When a limit is exceeded
A rejected request returns the standard error envelope
with HTTP status 429 and error.code RATE_LIMITED:
{
"ok": false,
"data": null,
"error": {
"code": "RATE_LIMITED",
"message": "Rate limit exceeded; retry after the indicated interval",
"details": null
},
"meta": { "result_type": "error" }
}The response carries a Retry-After header whose value is the number of
whole seconds to wait before retrying:
HTTP/1.1 429 Too Many Requests
Retry-After: 30
Content-Type: application/jsonRetry-Afteris the soonest a retry can be admitted. When more than one dimension is exceeded, it reflects the longest of their waits.- Branch on
okfirst, then onerror.code— never on the HTTP status alone. See Errors. - The response body does not disclose which dimension was exceeded or the
configured ceiling. Use
Retry-Afterto pace retries; do not infer limits from the response.
Backing off
Always honour Retry-After. Retrying before it elapses will be rejected again and
counts against the per-source-IP ceiling.
A well-behaved client:
- Waits for
Retry-Afterbefore the first retry of a rejected request. - Applies exponential backoff with jitter if a retry is itself rejected — double the base wait each attempt and add a random offset so concurrent clients do not retry in lockstep.
- Caps total retries and surfaces a durable failure rather than retrying indefinitely.
- Carries an
idempotency_keyon retried commands where the endpoint offers one, so a retry after a429cannot create a duplicate resource. See Idempotency.
Reads are naturally repeatable and may simply be re-issued after the indicated
wait. Smoothing request rate on the client — rather than bursting and absorbing
429s — is the reliable way to stay under the ceilings.
Ceilings and windows
Each dimension admits a fixed number of requests per rolling window. The values below are the defaults the API enforces out of the box:
| Dimension | Ceiling | Window |
|---|---|---|
| Per credential | 600 requests | 60 seconds |
| Per merchant | 1,200 requests | 60 seconds |
| Per source IP | 300 requests | 60 seconds |
These ceilings are tunable per deployment. A managed or dedicated environment may
be provisioned with different values to match its expected traffic — if your
environment has been tuned, contact support for its exact limits. The
RATE_LIMITED response and the Retry-After contract above are identical
regardless of the configured numbers, so a client that paces off Retry-After
stays correct even where the ceilings differ.

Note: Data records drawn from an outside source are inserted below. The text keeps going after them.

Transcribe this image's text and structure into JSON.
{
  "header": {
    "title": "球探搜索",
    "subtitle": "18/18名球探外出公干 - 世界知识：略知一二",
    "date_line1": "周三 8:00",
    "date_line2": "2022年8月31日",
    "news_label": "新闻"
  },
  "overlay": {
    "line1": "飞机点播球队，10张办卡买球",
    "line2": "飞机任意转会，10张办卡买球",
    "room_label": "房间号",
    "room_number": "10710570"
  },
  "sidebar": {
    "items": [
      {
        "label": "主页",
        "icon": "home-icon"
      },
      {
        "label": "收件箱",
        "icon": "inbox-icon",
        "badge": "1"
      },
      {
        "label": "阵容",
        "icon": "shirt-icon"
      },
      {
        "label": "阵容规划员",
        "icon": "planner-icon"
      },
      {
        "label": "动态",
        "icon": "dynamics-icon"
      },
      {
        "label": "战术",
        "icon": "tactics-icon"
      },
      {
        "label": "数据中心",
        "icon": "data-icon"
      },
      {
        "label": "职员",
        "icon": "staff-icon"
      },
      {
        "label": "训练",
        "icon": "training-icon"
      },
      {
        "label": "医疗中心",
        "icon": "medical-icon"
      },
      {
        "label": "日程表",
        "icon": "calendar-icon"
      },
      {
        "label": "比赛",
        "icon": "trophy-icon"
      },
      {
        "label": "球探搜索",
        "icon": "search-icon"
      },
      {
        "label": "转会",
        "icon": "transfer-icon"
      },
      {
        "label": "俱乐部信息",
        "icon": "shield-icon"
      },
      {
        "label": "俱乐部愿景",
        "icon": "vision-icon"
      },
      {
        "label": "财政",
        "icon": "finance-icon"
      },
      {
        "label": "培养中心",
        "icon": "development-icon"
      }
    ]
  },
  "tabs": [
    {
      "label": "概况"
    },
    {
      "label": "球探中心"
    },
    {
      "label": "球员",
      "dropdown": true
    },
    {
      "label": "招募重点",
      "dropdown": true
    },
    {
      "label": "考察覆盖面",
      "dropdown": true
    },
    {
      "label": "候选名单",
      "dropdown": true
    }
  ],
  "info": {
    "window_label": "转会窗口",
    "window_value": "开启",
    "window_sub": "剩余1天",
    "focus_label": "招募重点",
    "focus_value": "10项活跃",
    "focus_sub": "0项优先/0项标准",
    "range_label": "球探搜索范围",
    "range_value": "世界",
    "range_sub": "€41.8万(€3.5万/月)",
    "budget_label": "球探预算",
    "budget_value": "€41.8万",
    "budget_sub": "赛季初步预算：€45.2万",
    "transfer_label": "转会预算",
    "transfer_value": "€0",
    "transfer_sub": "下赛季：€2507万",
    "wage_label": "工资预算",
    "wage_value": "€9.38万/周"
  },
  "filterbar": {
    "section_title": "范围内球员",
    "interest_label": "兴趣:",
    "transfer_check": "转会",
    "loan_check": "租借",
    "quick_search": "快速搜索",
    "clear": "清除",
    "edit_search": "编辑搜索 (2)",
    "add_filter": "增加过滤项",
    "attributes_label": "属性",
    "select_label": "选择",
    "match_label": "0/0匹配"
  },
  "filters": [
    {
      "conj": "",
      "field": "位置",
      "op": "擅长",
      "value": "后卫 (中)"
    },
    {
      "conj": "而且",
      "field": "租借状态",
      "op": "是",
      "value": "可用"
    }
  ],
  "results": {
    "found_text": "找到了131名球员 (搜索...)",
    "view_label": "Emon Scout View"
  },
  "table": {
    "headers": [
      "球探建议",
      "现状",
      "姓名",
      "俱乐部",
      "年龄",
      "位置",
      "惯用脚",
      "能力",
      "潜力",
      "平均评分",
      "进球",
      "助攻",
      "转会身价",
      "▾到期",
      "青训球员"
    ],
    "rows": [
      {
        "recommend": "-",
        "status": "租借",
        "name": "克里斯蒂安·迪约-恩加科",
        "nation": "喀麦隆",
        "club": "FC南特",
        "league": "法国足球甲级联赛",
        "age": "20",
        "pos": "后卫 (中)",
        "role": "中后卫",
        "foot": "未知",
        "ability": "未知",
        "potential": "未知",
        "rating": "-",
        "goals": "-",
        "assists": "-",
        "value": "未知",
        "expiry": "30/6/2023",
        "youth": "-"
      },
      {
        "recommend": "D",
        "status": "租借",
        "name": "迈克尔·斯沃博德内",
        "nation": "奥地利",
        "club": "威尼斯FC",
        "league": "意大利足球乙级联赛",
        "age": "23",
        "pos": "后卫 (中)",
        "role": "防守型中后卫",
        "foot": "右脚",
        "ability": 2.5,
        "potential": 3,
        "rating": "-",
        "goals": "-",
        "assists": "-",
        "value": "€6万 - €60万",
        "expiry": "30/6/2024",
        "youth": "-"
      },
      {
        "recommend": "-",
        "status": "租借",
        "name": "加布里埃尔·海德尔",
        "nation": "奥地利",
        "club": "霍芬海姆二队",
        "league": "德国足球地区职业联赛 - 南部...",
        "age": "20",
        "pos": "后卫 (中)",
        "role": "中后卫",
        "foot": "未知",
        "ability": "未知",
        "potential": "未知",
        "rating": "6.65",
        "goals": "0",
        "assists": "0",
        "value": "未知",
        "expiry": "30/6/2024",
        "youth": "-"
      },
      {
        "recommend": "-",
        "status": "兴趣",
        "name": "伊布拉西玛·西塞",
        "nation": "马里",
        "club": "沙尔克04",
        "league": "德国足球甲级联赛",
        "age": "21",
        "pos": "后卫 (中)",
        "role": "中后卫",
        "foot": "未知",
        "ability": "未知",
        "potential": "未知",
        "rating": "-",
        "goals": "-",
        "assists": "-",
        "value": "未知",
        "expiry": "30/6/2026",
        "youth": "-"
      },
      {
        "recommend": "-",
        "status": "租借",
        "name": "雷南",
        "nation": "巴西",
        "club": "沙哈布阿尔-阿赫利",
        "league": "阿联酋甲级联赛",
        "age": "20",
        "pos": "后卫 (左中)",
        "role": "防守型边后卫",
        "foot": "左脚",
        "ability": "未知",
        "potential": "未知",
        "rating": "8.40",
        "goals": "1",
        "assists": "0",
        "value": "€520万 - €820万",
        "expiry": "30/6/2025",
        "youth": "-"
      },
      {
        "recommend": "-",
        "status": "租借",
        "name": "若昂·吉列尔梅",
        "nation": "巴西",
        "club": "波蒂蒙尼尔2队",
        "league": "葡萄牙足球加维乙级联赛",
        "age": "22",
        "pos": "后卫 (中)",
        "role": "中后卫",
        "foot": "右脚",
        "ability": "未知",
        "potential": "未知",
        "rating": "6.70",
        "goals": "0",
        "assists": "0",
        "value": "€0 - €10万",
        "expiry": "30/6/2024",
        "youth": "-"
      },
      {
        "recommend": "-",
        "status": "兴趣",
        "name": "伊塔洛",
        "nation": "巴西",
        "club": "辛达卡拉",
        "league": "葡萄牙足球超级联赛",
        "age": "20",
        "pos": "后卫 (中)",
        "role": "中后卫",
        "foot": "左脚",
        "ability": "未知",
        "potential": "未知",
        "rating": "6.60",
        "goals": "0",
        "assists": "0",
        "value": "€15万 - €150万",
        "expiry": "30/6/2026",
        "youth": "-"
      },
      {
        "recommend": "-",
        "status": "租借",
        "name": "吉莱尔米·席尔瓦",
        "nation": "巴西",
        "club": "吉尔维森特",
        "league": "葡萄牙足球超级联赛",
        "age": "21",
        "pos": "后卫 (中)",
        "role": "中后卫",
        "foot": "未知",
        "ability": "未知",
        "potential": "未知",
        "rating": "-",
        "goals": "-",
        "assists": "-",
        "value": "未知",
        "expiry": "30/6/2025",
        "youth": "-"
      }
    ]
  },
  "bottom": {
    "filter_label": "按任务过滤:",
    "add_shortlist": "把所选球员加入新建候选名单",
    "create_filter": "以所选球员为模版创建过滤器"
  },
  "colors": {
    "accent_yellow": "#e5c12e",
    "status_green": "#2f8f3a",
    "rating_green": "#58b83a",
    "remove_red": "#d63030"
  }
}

Pace your client off Retry-After, not off these numbers. The header always
reflects the limits actually in force for the environment you are calling.
Adjacent limits
Two related limits are referenced elsewhere in this documentation and are collected here.
Idempotency
- Deduplication window — 24 hours. Within 24 hours of first use, a repeated
idempotency_key(same merchant, same key) replays the original result under the rules in Idempotency. After the window, the same key may create a new resource. - Key length. An
idempotency_keyis an opaque string and the API does not enforce a fixed maximum length. Use a compact, collision-free token — a UUID or your own order identifier is ideal.
Pagination
The collection limit parameter applies to paginated endpoints. Endpoints that do not paginate return all matching results in a single response. See Pagination and filtering.